Transits are not the only method to discover planets and thus a truly xenophobic civilization may conclude that even a perfect and chromatic transit cloak would be ultimately defeated by observation of the planet using radial velocities. In this sense, the biocloak is perhaps the most effective strategy since certainly the transit and radial velocity measurements would appear compatible. However, even here, direct imaging would reveal a strong discrepancy in terms of the atmospheric interpretation and thus overcome the cloak.

A large part of this paper was to discuss how a transit could be cloaked, only to have that entire hypothesis appear to be an act in vain. The discussion on broadcasting with a strange transit signature is not fundamentally new. This blogger is left pondering the purpose of this paper.
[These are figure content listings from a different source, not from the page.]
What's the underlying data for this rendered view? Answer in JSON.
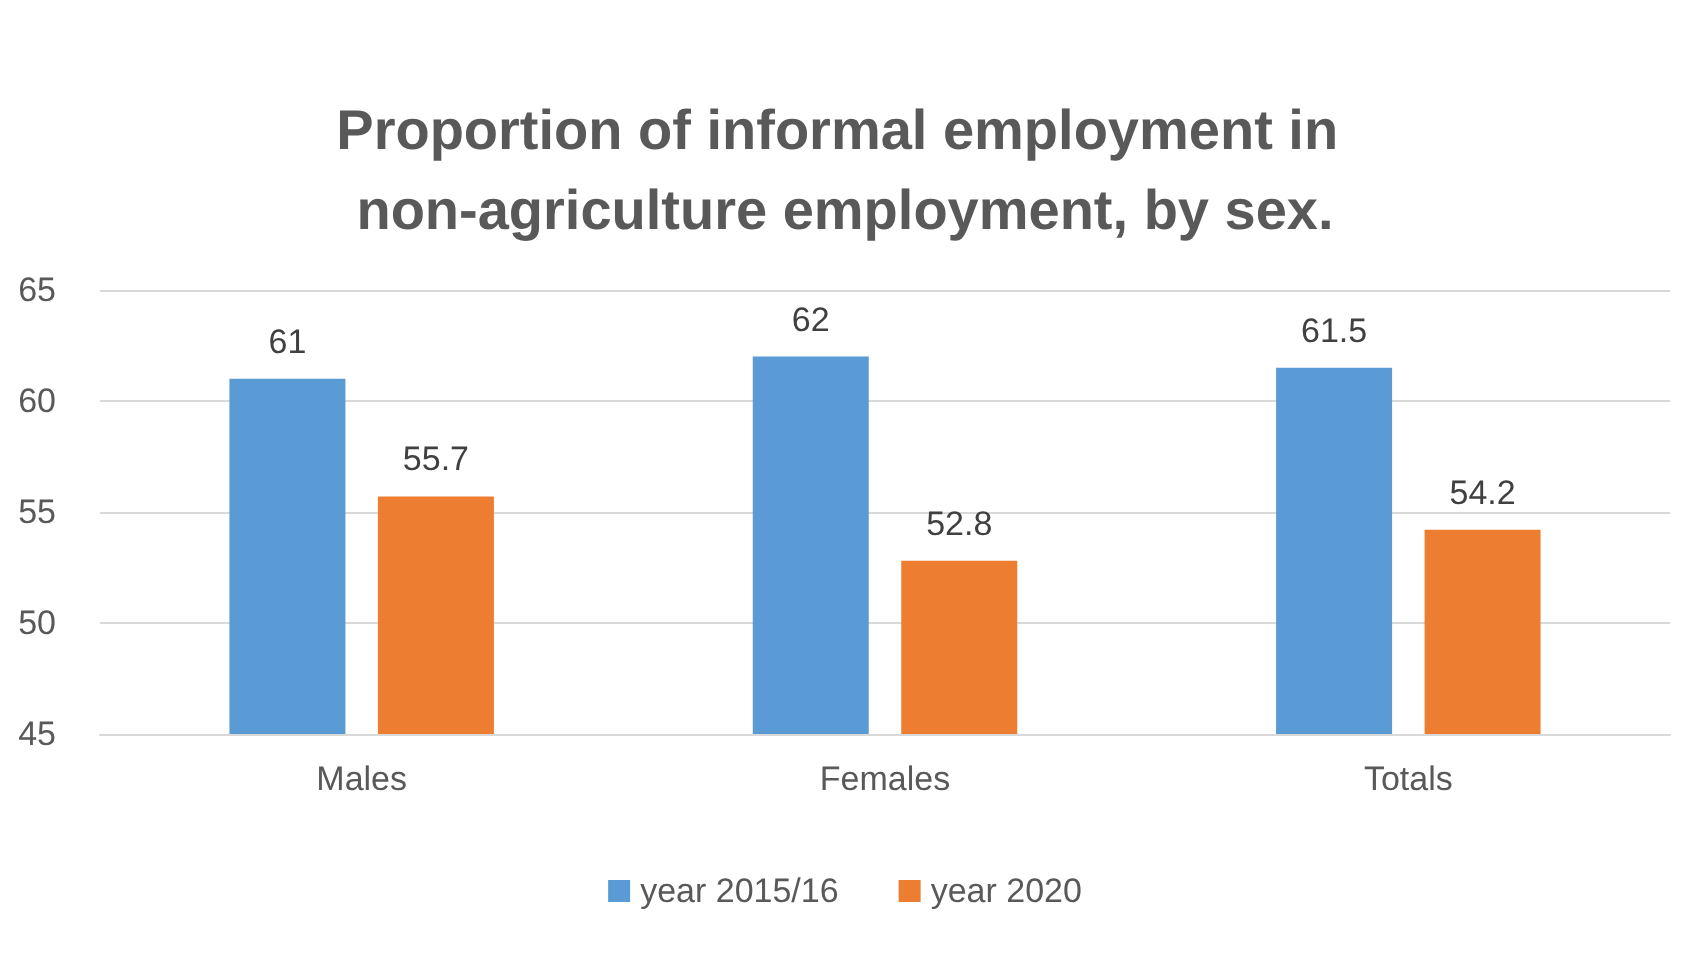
{
  "chart_data": {
    "type": "bar",
    "title": "Proportion of informal employment in non-agriculture employment, by sex.",
    "categories": [
      "Males",
      "Females",
      "Totals"
    ],
    "series": [
      {
        "name": "year 2015/16",
        "color": "#5b9bd5",
        "values": [
          61,
          62,
          61.5
        ]
      },
      {
        "name": "year 2020",
        "color": "#ed7d31",
        "values": [
          55.7,
          52.8,
          54.2
        ]
      }
    ],
    "ylim": [
      45,
      65
    ],
    "yticks": [
      45,
      50,
      55,
      60,
      65
    ],
    "grid": "y",
    "legend": "bottom",
    "data_labels": true
  }
}
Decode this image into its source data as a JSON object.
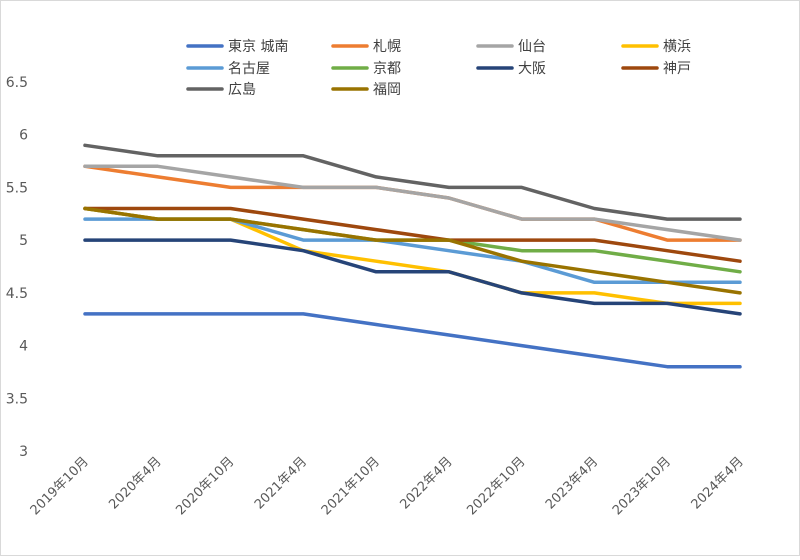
{
  "chart_data": {
    "type": "line",
    "title": "",
    "xlabel": "",
    "ylabel": "",
    "ylim": [
      3,
      6.5
    ],
    "yticks": [
      3,
      3.5,
      4,
      4.5,
      5,
      5.5,
      6,
      6.5
    ],
    "ytick_labels": [
      "3",
      "3.5",
      "4",
      "4.5",
      "5",
      "5.5",
      "6",
      "6.5"
    ],
    "grid": false,
    "legend_position": "top",
    "categories": [
      "2019年10月",
      "2020年4月",
      "2020年10月",
      "2021年4月",
      "2021年10月",
      "2022年4月",
      "2022年10月",
      "2023年4月",
      "2023年10月",
      "2024年4月"
    ],
    "series": [
      {
        "name": "東京 城南",
        "color": "#4472c4",
        "values": [
          4.3,
          4.3,
          4.3,
          4.3,
          4.2,
          4.1,
          4.0,
          3.9,
          3.8,
          3.8
        ]
      },
      {
        "name": "札幌",
        "color": "#ed7d31",
        "values": [
          5.7,
          5.6,
          5.5,
          5.5,
          5.5,
          5.4,
          5.2,
          5.2,
          5.0,
          5.0
        ]
      },
      {
        "name": "仙台",
        "color": "#a5a5a5",
        "values": [
          5.7,
          5.7,
          5.6,
          5.5,
          5.5,
          5.4,
          5.2,
          5.2,
          5.1,
          5.0
        ]
      },
      {
        "name": "横浜",
        "color": "#ffc000",
        "values": [
          5.3,
          5.2,
          5.2,
          4.9,
          4.8,
          4.7,
          4.5,
          4.5,
          4.4,
          4.4
        ]
      },
      {
        "name": "名古屋",
        "color": "#5b9bd5",
        "values": [
          5.2,
          5.2,
          5.2,
          5.0,
          5.0,
          4.9,
          4.8,
          4.6,
          4.6,
          4.6
        ]
      },
      {
        "name": "京都",
        "color": "#70ad47",
        "values": [
          5.3,
          5.2,
          5.2,
          5.1,
          5.0,
          5.0,
          4.9,
          4.9,
          4.8,
          4.7
        ]
      },
      {
        "name": "大阪",
        "color": "#264478",
        "values": [
          5.0,
          5.0,
          5.0,
          4.9,
          4.7,
          4.7,
          4.5,
          4.4,
          4.4,
          4.3
        ]
      },
      {
        "name": "神戸",
        "color": "#9e480e",
        "values": [
          5.3,
          5.3,
          5.3,
          5.2,
          5.1,
          5.0,
          5.0,
          5.0,
          4.9,
          4.8
        ]
      },
      {
        "name": "広島",
        "color": "#636363",
        "values": [
          5.9,
          5.8,
          5.8,
          5.8,
          5.6,
          5.5,
          5.5,
          5.3,
          5.2,
          5.2
        ]
      },
      {
        "name": "福岡",
        "color": "#997300",
        "values": [
          5.3,
          5.2,
          5.2,
          5.1,
          5.0,
          5.0,
          4.8,
          4.7,
          4.6,
          4.5
        ]
      }
    ]
  }
}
The authors themselves have dismissed the efficacy of cloaking and suggest we search for strange transits, something proposed by Arnold a decade earlier. Even if one were to assume cloaking to be efficient, SETI has predominantly concerned itself with civilizations indifferent to outside observers. After all, one could always invoke any arbitrary set of conditions or technology that would make a civilization impossible to detect. While the method of using lasers is novel, the rest of the paper reminds astronomers to search for strange transit signatures. Believe this requires strong priors and an indifference to all the assumptions. Kipping himself expects detections “on the order of a few dozen” and this blogger wishes him the best in his future endeavors.